I know this has been bordering on becoming a Percy Harvin blog this last week, but you'll have to forgive us. This team is 1-6. It's not easy to find other material to get excited about when the New York Jets acquire a playmaker.
One of the big ways to utilize a Percy Harvin is to try and get the defense moving in one direction and Harvin with the ball using his speed in the other. Here are a few examples of how his teams have done this through the years.
On this particular play Marshawn Lynch is lined up directly behind Russell Wilson as the fullback. Harvin is circled behind Lynch.
Seattle fakes a run to the right with Lynch, and you can see how the defense collapses against the run. Meanwhile Harvin sprints wide to the left to take a pitch.
There's nothing but open field in front of him, and this ends up as a 51 yard touchdown.
Here's a play Minnesota ran with Harvin. They bring him in motion to the right and fake a run left.
You end up with players going in the wrong direction, and open space for the fastest guy on the field. It's a 15 yard gain.
The Jets have stuff like this in their playbook.
The Jets fake a run left with Chris Ivory and send Kellen Winslow right.
You've got a ten yard gain here. The Jets can run this play with Harvin only they'll have a more explosive player capable of inflicting damage.

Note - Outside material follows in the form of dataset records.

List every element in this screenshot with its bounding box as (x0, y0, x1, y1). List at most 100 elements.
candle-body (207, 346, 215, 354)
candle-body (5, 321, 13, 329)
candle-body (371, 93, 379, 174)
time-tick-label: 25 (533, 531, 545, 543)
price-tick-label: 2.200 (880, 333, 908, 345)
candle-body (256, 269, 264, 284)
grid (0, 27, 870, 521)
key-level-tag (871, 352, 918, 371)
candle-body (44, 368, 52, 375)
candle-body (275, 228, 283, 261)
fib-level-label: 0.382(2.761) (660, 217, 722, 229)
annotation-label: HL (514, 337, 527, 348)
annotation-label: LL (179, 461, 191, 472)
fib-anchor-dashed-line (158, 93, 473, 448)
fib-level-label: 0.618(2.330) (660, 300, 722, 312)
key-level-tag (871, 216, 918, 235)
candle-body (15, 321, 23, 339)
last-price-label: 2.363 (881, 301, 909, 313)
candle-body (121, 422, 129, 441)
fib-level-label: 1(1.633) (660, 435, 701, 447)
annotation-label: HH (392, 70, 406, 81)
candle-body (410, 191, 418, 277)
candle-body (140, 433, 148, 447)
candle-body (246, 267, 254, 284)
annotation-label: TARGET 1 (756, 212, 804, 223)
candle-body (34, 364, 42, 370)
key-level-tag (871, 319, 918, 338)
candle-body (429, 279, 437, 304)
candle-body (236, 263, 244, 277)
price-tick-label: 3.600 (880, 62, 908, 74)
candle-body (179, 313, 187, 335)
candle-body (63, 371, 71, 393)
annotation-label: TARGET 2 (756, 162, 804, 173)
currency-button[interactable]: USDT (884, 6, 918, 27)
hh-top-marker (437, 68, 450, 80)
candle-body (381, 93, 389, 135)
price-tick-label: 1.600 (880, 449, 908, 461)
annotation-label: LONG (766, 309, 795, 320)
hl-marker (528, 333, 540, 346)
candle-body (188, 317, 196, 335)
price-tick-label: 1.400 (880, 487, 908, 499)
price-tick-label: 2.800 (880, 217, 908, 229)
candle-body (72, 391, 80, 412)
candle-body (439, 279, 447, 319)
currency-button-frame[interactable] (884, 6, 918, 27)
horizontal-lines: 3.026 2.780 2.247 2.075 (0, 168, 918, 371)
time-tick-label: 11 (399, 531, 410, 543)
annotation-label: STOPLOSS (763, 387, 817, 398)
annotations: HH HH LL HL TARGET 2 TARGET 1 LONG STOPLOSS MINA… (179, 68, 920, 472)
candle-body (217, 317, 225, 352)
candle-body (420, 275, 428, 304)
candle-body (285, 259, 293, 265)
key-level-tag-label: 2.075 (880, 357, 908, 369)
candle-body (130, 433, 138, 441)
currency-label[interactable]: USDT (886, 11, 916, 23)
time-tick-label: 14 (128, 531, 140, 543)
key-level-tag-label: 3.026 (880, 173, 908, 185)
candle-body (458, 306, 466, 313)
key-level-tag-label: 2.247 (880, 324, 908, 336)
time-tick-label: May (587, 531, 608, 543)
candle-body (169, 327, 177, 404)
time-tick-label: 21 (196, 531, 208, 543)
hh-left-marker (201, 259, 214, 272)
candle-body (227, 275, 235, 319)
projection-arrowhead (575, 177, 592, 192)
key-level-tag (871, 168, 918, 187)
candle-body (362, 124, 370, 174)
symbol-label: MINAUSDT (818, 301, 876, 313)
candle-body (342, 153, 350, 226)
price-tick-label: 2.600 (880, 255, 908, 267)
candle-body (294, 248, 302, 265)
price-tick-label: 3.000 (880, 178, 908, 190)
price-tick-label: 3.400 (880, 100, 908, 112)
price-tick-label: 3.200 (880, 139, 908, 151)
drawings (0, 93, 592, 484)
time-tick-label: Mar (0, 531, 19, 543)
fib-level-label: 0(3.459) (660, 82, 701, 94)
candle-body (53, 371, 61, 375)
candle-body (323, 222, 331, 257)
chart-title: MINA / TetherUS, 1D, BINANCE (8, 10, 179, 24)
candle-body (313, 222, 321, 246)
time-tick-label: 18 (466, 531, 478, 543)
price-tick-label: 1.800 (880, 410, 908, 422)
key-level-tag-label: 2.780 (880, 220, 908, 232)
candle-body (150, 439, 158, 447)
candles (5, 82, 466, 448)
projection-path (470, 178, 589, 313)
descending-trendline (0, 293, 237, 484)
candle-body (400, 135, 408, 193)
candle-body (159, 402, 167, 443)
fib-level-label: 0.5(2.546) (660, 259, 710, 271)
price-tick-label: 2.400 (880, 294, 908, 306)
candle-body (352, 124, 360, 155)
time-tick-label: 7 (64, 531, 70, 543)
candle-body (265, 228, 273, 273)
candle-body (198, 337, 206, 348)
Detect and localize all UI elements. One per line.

That isn't the only thing at work here, though.
Let's take a look at the very play before this happened.
You have a defensive end looping inside hard and blowing up the run play. He's leaving the edge exposed and daring the Jets to make them pay.
They do on the very next snap with the Winslow play.

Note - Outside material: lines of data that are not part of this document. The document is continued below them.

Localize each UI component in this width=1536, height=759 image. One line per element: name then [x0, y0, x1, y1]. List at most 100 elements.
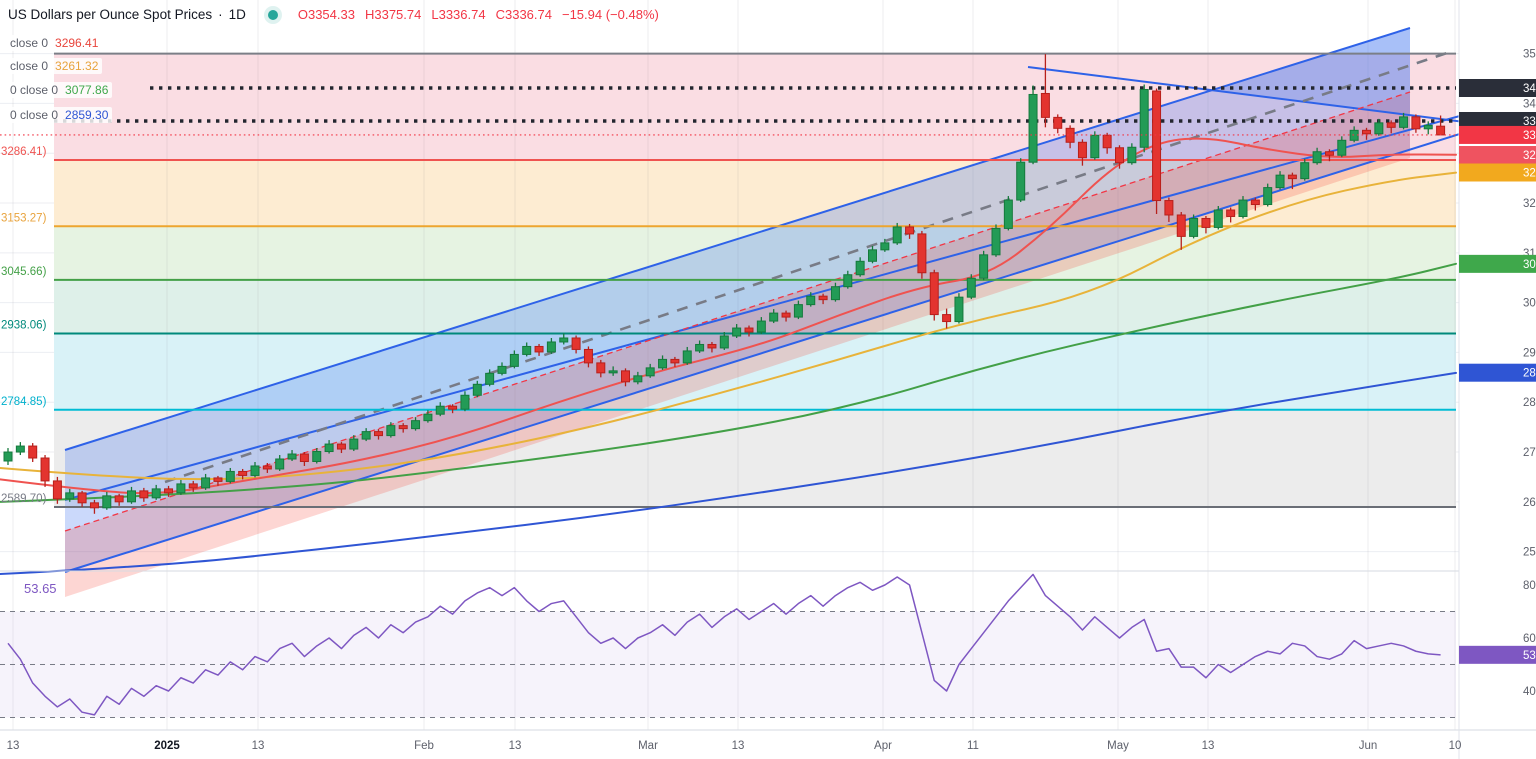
candle-up[interactable] — [769, 312, 779, 322]
candle-down[interactable] — [942, 314, 952, 323]
candle-down[interactable] — [929, 272, 939, 316]
candle-down[interactable] — [299, 453, 309, 462]
candle-up[interactable] — [1238, 199, 1248, 217]
candle-up[interactable] — [830, 286, 840, 301]
candle-up[interactable] — [485, 372, 495, 385]
candle-down[interactable] — [744, 327, 754, 333]
indicator-legend-row[interactable]: 0 close 0 3077.86 — [6, 82, 113, 98]
candle-down[interactable] — [139, 490, 149, 499]
candle-up[interactable] — [497, 365, 507, 374]
candle-down[interactable] — [238, 470, 248, 476]
candle-up[interactable] — [250, 465, 260, 476]
candle-up[interactable] — [349, 438, 359, 450]
candle-down[interactable] — [52, 480, 62, 500]
symbol-title[interactable]: US Dollars per Ounce Spot Prices — [8, 7, 213, 22]
candle-down[interactable] — [1287, 174, 1297, 180]
candle-up[interactable] — [386, 425, 396, 437]
candle-up[interactable] — [201, 477, 211, 489]
candle-down[interactable] — [336, 443, 346, 450]
candle-down[interactable] — [1152, 90, 1162, 202]
candle-up[interactable] — [423, 413, 433, 422]
interval-label[interactable]: 1D — [228, 7, 246, 22]
indicator-legend-row[interactable]: close 0 3296.41 — [6, 35, 103, 51]
candle-up[interactable] — [509, 353, 519, 367]
candle-up[interactable] — [1374, 122, 1384, 135]
candle-down[interactable] — [1176, 214, 1186, 237]
candle-up[interactable] — [991, 227, 1001, 256]
candle-up[interactable] — [65, 492, 75, 500]
candle-up[interactable] — [1028, 93, 1038, 163]
candle-down[interactable] — [89, 502, 99, 509]
candle-down[interactable] — [1164, 200, 1174, 216]
horizontal-level-lines[interactable] — [54, 52, 1456, 508]
candlestick-series[interactable] — [3, 54, 1446, 514]
candle-up[interactable] — [1189, 217, 1199, 237]
candle-down[interactable] — [621, 370, 630, 383]
candle-down[interactable] — [114, 495, 124, 503]
candle-up[interactable] — [1337, 139, 1347, 156]
candle-up[interactable] — [793, 304, 803, 318]
candle-down[interactable] — [1436, 125, 1446, 136]
candle-down[interactable] — [583, 348, 593, 364]
candle-down[interactable] — [534, 345, 544, 353]
candle-down[interactable] — [1053, 116, 1063, 129]
candle-up[interactable] — [1213, 209, 1223, 228]
rsi-pane[interactable] — [0, 570, 1536, 719]
candle-down[interactable] — [77, 492, 87, 504]
candle-down[interactable] — [905, 226, 915, 235]
candle-up[interactable] — [658, 358, 668, 369]
candle-up[interactable] — [880, 242, 890, 251]
candle-up[interactable] — [633, 375, 643, 383]
candle-up[interactable] — [102, 495, 112, 509]
candle-up[interactable] — [3, 451, 13, 462]
candle-down[interactable] — [1102, 134, 1112, 149]
candle-down[interactable] — [1324, 151, 1334, 156]
candle-up[interactable] — [15, 445, 25, 453]
candle-down[interactable] — [818, 295, 828, 301]
candle-up[interactable] — [966, 277, 976, 298]
candle-down[interactable] — [1077, 141, 1087, 159]
candle-up[interactable] — [559, 337, 569, 343]
candle-up[interactable] — [608, 370, 618, 374]
candle-up[interactable] — [1300, 162, 1310, 180]
candle-up[interactable] — [225, 470, 235, 482]
candle-up[interactable] — [1003, 199, 1013, 229]
candle-down[interactable] — [40, 457, 50, 482]
candle-up[interactable] — [1016, 161, 1026, 201]
candle-up[interactable] — [892, 226, 902, 244]
candle-down[interactable] — [1226, 209, 1236, 217]
candle-up[interactable] — [719, 335, 729, 349]
candle-down[interactable] — [707, 343, 717, 349]
candle-up[interactable] — [324, 443, 334, 453]
candle-down[interactable] — [28, 445, 38, 459]
candle-up[interactable] — [682, 350, 692, 364]
candle-up[interactable] — [312, 451, 322, 462]
candle-down[interactable] — [1250, 199, 1260, 206]
candle-up[interactable] — [127, 490, 136, 503]
candle-up[interactable] — [460, 394, 470, 410]
candle-up[interactable] — [843, 274, 853, 288]
candle-up[interactable] — [1275, 174, 1285, 189]
candle-up[interactable] — [868, 249, 877, 262]
candle-down[interactable] — [670, 358, 680, 364]
candle-up[interactable] — [1090, 134, 1100, 159]
candle-up[interactable] — [979, 254, 989, 279]
candle-down[interactable] — [1201, 217, 1211, 228]
candle-up[interactable] — [361, 431, 371, 440]
candle-up[interactable] — [275, 458, 285, 470]
candle-down[interactable] — [1386, 122, 1396, 128]
candle-up[interactable] — [855, 260, 865, 276]
candle-down[interactable] — [164, 488, 174, 494]
candle-down[interactable] — [1065, 127, 1075, 143]
candle-up[interactable] — [756, 320, 766, 333]
candle-down[interactable] — [596, 362, 606, 374]
candle-down[interactable] — [1115, 147, 1124, 164]
candle-up[interactable] — [1139, 88, 1149, 148]
candle-up[interactable] — [1399, 116, 1409, 128]
candle-up[interactable] — [954, 296, 964, 323]
candle-down[interactable] — [374, 431, 383, 437]
candle-up[interactable] — [522, 345, 532, 355]
candle-up[interactable] — [1312, 151, 1322, 164]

By crashing hard on the last play, the end made the stop. On this play he's run himself out of the play.
Now in Harvin the Jets have a guy who can turn that into a touchdown. That's going to make an end think twice before crashing down so hard. With that kind of threat in the back of your mind, that guy might stay at home. That's one less player for Ivory to have to deal with so now he has more room on his runs.
Sometimes those little loops are called by the defensive coordinator to confuse the blocking scheme. With Harvin around you might have to scale those back. Running guys in different directions and out of their normal lanes becomes dangerous if Harvin might enter the vacated lane with open space in front of him and a full head of steam. This makes things easier for Geno Smith and the pass protectors alike.

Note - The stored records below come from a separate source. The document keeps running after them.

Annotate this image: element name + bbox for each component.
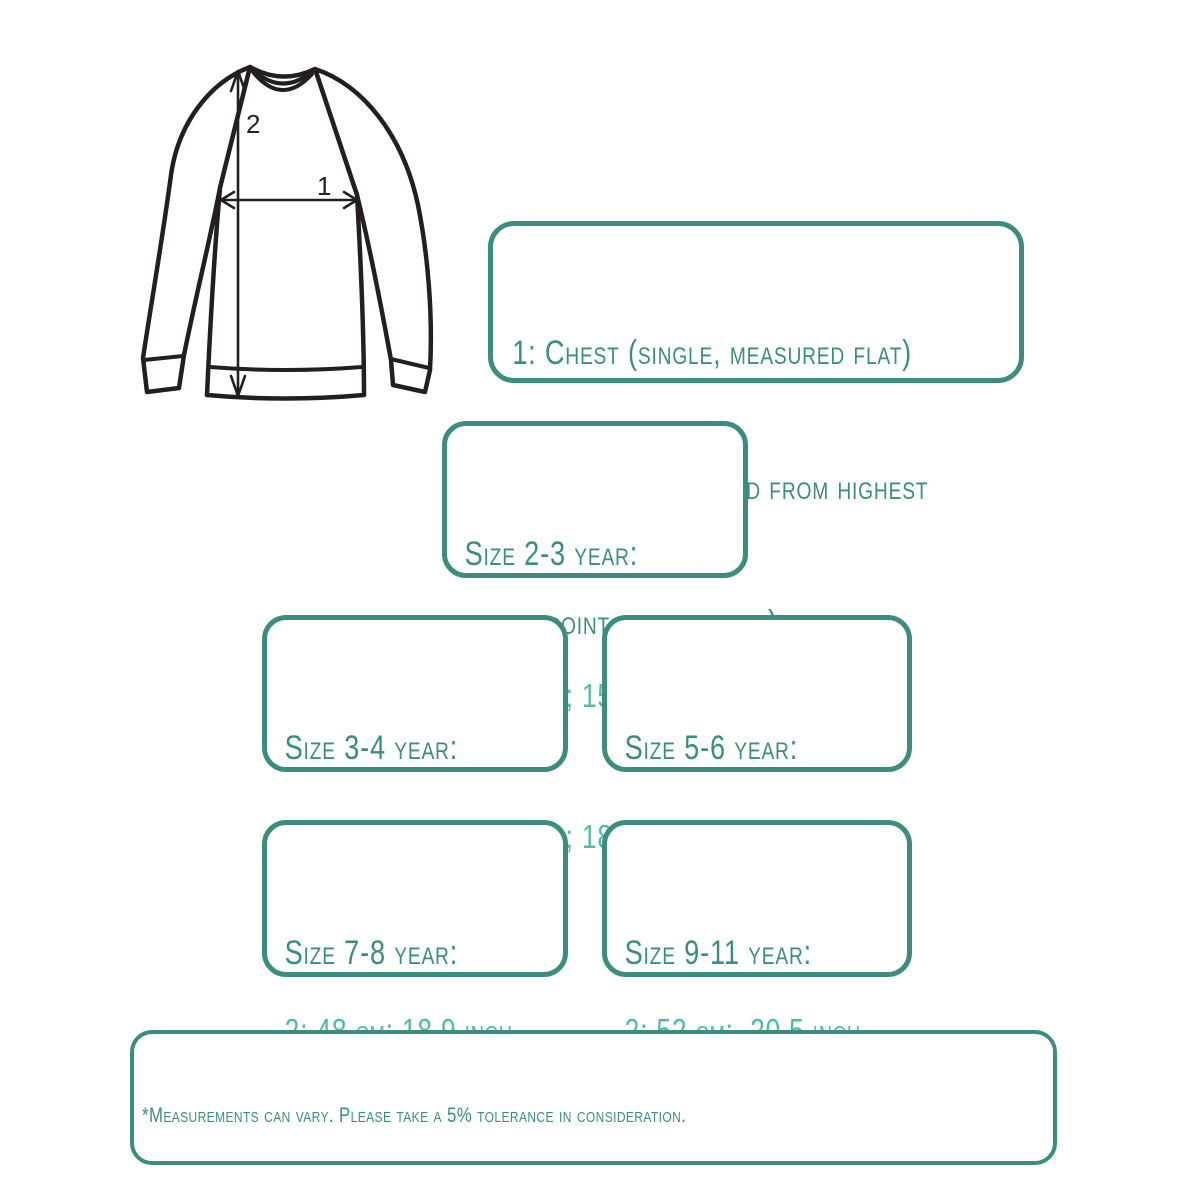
footnote-tolerance: *Measurements can vary. Please take a 5%…: [142, 1104, 687, 1127]
sweater-left-sleeve: [140, 64, 253, 395]
footnotes-box: *Measurements can vary. Please take a 5%…: [130, 1030, 1057, 1165]
size-box-2-3-year: Size 2-3 year: 1: 38 cm; 15 inch 2: 46 c…: [442, 421, 748, 855]
size-box-5-6-year: Size 5-6 year: 1: 42 cm; 16.5 inch 2: 52…: [602, 615, 912, 1049]
size-box-9-11-year: Size 9-11 year: 1: 47 cm; 18.5 inch 2: 6…: [602, 820, 912, 1113]
size-title: Size 7-8 year:: [284, 934, 459, 972]
chest-arrowhead-left: [219, 190, 236, 210]
sweater-collar-inner: [251, 70, 314, 92]
size-box-7-8-year: Size 7-8 year: 1: 44 cm; 17.3 inch 2: 54…: [262, 820, 568, 1113]
sweater-measurement-diagram: 2 1: [133, 55, 463, 415]
length-arrowhead-bottom: [229, 374, 247, 398]
chest-arrowhead-right: [342, 190, 359, 210]
sweater-right-cuff-line: [389, 357, 431, 370]
legend-chest-line: 1: Chest (single, measured flat): [512, 334, 912, 372]
measurement-legend-box: 1: Chest (single, measured flat) 2: leng…: [488, 221, 1024, 642]
sweater-left-cuff-line: [142, 354, 185, 362]
size-title: Size 9-11 year:: [624, 934, 812, 972]
size-title: Size 3-4 year:: [284, 729, 459, 767]
size-title: Size 2-3 year:: [464, 535, 639, 573]
chest-arrow-label: 1: [317, 171, 331, 201]
size-box-3-4-year: Size 3-4 year: 1: 40 cm; 15.7 inch 2: 48…: [262, 615, 568, 1049]
sweater-hem-line: [208, 365, 364, 372]
length-arrow-label: 2: [246, 109, 260, 139]
sweater-collar: [248, 65, 317, 86]
length-arrowhead-top: [229, 69, 247, 93]
size-title: Size 5-6 year:: [624, 729, 799, 767]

Then maybe you pound Ivory and get him going. The defense feels like it has to gamble. Boom. Misdirection play, and Percy's got it in open space.
This is important on multiple levels. It adds a big play dimension to the offense so the Jets don't need to string together ten play drive after ten play drive to score. It's tough to string together a lot of drives like that. It also makes the Jets ask less of their quarterback, which is a necessity at this point. And as we discussed above, it opens things up for an Ivory. Make a team pay for not respecting Percy, and they'll have less resources for Ivory. That gives the running back extra room to operate. That's how Percy Harvin can change an offense.